The researchers also showed that imatinib, an Abl-family inhibitor, limits TB infection, and works just as successfully against antibiotic resistant strains. In addition, when given alongside traditional front-line antibiotics, the drugs worked synergistically to increase their effectiveness.
By targeting the host — not the mycobacteria itself — the researchers were able to reduce the host's mycobacteria load and target antibiotic-resistant strains, all while enhancing the effectiveness of front-line antibiotics.
"This study implicates host tyrosine kinases in entry and intracellular survival of M. tuberculosis and M. marinum and suggests that imatinib may have therapeutic efficacy against tuberculosis," Daniel Kalman, the lead investigator of the study, said.
The researchers found that M. tuberculosis and its relatives exploit ABL within the host cell to gain entry, and then again once inside the cell. This prevents the formation of phagolysosomes which typically fuse with lysosomes that contain enzymes that can break down their contents.
"Once inside the cell, tuberculosis hangs out in phagocytic cells in a compartment called the phagosome," Kalman said. "But what the Mycobacterium does once inside the phagosome is very crafty. It stops the phagosome from fusing with the lysosome, where the bacteria could be killed, and instead replicates and isolates itself."
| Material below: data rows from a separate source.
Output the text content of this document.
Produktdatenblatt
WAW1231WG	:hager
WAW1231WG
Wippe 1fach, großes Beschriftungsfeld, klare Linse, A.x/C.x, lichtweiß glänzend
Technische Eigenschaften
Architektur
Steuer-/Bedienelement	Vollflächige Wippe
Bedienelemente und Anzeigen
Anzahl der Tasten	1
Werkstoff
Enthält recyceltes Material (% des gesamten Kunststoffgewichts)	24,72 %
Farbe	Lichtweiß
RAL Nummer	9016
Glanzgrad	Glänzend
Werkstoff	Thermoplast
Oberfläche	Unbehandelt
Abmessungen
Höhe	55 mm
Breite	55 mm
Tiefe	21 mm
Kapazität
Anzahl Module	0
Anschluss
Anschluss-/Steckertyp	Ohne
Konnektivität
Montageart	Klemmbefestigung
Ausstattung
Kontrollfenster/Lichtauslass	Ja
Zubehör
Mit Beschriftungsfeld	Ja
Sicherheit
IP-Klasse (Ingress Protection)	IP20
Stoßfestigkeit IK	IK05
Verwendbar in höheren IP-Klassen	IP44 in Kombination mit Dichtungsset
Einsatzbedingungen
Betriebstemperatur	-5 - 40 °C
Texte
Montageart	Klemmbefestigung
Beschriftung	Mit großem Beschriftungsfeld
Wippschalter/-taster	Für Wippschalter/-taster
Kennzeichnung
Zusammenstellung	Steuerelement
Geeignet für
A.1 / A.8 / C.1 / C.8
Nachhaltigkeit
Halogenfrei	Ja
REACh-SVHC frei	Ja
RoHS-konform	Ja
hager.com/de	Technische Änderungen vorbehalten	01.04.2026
Imatinib is known commercially as Gleevec and is already FDA approved.
"Inhibiting ABL with Gleevec disrupts this carefully orchestrated bacterial survival mechanism, and tips the balance back in our favor," Kalman said. "Because Gleevac targets the host rather than the pathogen it is less likely to engender resistance compared with conventional antibiotics. And by reducing bacterial load, imatinib will likely reduce the possibility of M. tuberculosis developing resistance against co-administered conventional antibiotics, which could extend the lifespan of these drugs."
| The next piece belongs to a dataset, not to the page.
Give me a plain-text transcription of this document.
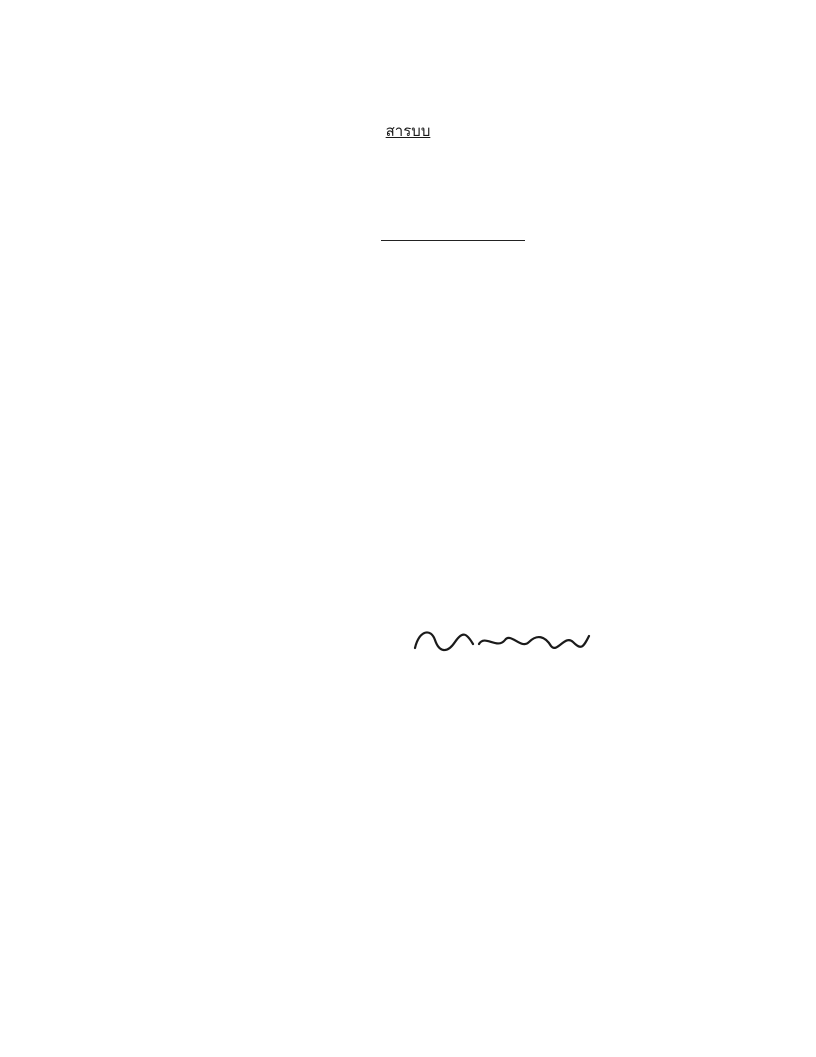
สารบบ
It is estimated that close to one-third of the world's population — more than two billion people — are infected with Mycobacterium tuberculosis. According to the World Health Organization, five to 10 percent of infected people eventually develop active tuberculosis and can transmit the bacterium to others. Nearly two million die from the disease each year. The current treatment regimen for TB is long and arduous, making patient compliance difficult. As a result, some strains of the bacteria have become resistant to most or all of the available antibiotics.